If the Constitution is a bridge over a rushing river that  if you fall over, you'll careen to your death. And no one's paying attention to the grouting in the bridge, it's been 240-plus years and the bridge collapses, we all go down. If the system is gone, it's gone for everyone. And eventually someone will get in that position that doesn't look kindly on you.

And the third is just the misinformation and the lies, you know, authoritarianism is about conveying absurdities, lies to, in part, to the public, to people close to you in politics, to if you want to be in good graces with the leader, then you have to absorb the lies. If you don't, you get kicked out. And then we can't tell truth from fact.

And that's one of the beauties, frankly, of the judicial system. There are rules of evidence. You cannot — in this moment, it's functioning. You cannot submit to a jury evidence that has not been validated. And the jury's verdict gets appealed to other judges. I mean, it is this bastion of accuracy facts. I mean, it gets it wrong, let's be clear. But it's very, very different from X, from, you know, TikTok, and certainly from the stuff that's coming out of our politicians.

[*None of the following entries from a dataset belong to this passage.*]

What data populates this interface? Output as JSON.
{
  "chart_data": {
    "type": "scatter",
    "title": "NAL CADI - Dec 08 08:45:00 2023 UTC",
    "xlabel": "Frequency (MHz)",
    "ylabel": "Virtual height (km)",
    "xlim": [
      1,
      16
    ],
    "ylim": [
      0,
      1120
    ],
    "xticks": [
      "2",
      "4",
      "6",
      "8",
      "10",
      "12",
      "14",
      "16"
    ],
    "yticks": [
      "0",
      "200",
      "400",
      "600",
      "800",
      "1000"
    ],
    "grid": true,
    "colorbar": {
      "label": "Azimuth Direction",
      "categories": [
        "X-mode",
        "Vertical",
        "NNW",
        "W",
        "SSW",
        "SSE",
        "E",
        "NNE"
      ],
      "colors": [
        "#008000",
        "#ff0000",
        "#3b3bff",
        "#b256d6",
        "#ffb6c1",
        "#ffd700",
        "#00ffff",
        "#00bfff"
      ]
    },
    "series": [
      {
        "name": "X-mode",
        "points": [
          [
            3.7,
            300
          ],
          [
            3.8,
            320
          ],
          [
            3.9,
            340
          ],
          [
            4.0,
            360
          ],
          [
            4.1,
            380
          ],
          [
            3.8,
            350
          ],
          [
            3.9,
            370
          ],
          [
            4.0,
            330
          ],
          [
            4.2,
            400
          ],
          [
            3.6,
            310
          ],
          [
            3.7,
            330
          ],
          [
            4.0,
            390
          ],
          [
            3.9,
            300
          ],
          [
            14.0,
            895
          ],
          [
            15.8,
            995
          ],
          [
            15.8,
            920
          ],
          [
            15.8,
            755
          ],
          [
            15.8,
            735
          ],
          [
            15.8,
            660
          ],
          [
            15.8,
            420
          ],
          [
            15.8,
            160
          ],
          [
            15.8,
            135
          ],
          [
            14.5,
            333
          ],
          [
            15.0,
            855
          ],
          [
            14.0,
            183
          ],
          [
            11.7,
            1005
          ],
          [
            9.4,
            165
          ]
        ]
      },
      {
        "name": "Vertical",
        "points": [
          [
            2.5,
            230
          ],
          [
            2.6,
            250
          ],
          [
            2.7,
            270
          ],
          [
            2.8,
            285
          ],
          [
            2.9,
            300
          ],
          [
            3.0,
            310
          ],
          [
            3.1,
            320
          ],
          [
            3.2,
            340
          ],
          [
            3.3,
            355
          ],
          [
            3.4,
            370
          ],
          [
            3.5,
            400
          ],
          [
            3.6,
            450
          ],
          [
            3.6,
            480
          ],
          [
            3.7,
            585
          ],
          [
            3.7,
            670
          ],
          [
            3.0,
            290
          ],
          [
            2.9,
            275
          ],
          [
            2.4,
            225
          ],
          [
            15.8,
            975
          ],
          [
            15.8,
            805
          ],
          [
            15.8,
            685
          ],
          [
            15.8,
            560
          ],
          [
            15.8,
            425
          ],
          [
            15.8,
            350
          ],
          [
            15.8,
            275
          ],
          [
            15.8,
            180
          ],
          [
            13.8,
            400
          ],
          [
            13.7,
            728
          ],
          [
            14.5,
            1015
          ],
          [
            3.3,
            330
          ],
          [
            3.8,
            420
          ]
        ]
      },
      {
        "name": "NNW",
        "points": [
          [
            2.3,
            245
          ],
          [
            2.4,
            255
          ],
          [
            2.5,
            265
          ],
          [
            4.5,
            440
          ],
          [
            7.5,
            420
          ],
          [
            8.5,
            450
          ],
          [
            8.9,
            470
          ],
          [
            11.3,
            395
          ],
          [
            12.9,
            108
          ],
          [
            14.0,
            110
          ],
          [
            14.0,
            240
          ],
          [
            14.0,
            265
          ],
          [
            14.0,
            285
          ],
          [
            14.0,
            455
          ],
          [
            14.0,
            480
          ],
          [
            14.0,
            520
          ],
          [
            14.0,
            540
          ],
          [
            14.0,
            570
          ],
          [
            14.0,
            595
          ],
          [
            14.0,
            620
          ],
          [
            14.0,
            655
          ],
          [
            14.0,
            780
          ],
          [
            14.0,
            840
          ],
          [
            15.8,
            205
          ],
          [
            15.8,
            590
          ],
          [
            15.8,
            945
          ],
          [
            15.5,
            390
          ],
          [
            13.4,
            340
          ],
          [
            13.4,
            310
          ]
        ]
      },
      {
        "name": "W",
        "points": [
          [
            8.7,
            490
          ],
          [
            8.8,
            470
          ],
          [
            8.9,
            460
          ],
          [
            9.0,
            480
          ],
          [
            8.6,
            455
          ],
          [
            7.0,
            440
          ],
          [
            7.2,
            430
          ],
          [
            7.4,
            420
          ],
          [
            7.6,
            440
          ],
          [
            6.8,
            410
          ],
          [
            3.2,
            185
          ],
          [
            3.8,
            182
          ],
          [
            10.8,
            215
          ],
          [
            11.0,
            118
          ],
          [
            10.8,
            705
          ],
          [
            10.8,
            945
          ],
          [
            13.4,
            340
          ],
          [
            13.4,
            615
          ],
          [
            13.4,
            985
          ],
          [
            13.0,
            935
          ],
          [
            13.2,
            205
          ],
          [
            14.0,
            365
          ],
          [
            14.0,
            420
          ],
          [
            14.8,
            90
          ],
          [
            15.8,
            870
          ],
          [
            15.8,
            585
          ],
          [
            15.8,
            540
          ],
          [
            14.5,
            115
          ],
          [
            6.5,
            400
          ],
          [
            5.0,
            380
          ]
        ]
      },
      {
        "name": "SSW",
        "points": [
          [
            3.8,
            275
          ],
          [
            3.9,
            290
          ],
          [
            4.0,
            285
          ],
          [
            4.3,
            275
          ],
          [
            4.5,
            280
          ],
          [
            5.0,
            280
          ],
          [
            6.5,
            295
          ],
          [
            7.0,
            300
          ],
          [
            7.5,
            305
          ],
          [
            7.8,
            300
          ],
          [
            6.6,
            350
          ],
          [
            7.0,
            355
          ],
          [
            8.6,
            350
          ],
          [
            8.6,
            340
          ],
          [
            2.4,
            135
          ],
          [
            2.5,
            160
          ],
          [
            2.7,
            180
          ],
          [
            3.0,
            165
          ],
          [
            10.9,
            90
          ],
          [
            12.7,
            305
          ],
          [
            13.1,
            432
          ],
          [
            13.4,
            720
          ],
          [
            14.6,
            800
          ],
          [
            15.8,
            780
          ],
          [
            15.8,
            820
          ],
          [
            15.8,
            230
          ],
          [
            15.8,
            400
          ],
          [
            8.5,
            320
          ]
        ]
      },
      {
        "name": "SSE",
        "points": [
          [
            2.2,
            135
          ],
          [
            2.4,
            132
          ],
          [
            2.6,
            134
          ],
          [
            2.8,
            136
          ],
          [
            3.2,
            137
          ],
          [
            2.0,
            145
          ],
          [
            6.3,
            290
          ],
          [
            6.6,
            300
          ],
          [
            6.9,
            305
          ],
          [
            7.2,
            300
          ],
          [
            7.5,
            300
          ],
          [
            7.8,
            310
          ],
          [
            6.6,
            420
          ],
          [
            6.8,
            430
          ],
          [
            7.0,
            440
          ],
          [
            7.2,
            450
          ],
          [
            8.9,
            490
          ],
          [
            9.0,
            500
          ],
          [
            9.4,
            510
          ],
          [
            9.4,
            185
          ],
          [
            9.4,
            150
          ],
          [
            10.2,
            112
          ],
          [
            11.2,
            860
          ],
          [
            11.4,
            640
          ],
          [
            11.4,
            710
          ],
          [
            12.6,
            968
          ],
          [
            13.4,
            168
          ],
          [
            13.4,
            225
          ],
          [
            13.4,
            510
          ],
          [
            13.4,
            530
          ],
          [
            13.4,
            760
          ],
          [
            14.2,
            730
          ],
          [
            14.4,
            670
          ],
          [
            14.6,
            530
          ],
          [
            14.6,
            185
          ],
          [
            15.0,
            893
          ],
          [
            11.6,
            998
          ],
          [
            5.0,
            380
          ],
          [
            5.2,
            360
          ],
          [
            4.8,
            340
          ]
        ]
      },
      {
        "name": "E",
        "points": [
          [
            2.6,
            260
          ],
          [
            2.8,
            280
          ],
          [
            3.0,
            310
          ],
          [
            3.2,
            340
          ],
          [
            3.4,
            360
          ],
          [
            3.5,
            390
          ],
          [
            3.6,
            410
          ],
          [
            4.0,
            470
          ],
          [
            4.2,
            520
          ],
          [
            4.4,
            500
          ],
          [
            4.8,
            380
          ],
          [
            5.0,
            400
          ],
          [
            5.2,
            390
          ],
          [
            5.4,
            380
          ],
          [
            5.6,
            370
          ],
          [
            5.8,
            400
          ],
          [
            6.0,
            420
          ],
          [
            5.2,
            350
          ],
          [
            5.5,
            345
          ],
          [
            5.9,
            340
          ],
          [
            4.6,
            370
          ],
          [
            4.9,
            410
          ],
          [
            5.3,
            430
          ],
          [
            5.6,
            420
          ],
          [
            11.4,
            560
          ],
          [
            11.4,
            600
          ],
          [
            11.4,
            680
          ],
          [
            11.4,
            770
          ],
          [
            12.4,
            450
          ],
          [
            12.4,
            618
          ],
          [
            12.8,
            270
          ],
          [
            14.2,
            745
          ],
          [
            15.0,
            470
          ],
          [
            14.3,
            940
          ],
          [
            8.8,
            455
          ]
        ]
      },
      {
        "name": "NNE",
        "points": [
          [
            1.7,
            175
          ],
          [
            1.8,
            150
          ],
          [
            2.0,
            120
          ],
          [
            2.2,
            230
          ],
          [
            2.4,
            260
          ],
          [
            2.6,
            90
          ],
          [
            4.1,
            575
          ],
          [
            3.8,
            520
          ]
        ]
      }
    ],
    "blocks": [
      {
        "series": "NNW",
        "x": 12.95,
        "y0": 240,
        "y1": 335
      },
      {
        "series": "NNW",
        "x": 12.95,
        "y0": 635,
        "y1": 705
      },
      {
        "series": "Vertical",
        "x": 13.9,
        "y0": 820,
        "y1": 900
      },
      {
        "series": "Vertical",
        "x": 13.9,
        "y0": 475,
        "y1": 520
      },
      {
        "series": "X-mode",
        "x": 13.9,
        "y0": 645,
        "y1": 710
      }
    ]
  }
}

And those two pieces, our judicial system and our electoral system, today are still holding. And that gives me some hope. But they both really need all of us to come together and hold hands and shore it up for the next generation.

CHAKRABARTI: Well, Kimberly Wehle is a professor at the University of Baltimore School of Law and former assistant U. S. attorney in Washington, author most recently of Pardon Power: How the Pardon System Works — and Why. Professor Wehle, thank you so much for joining us today.

WEHLE: Thank you so much for having me. I've enjoyed it.

This program aired on October 25, 2024.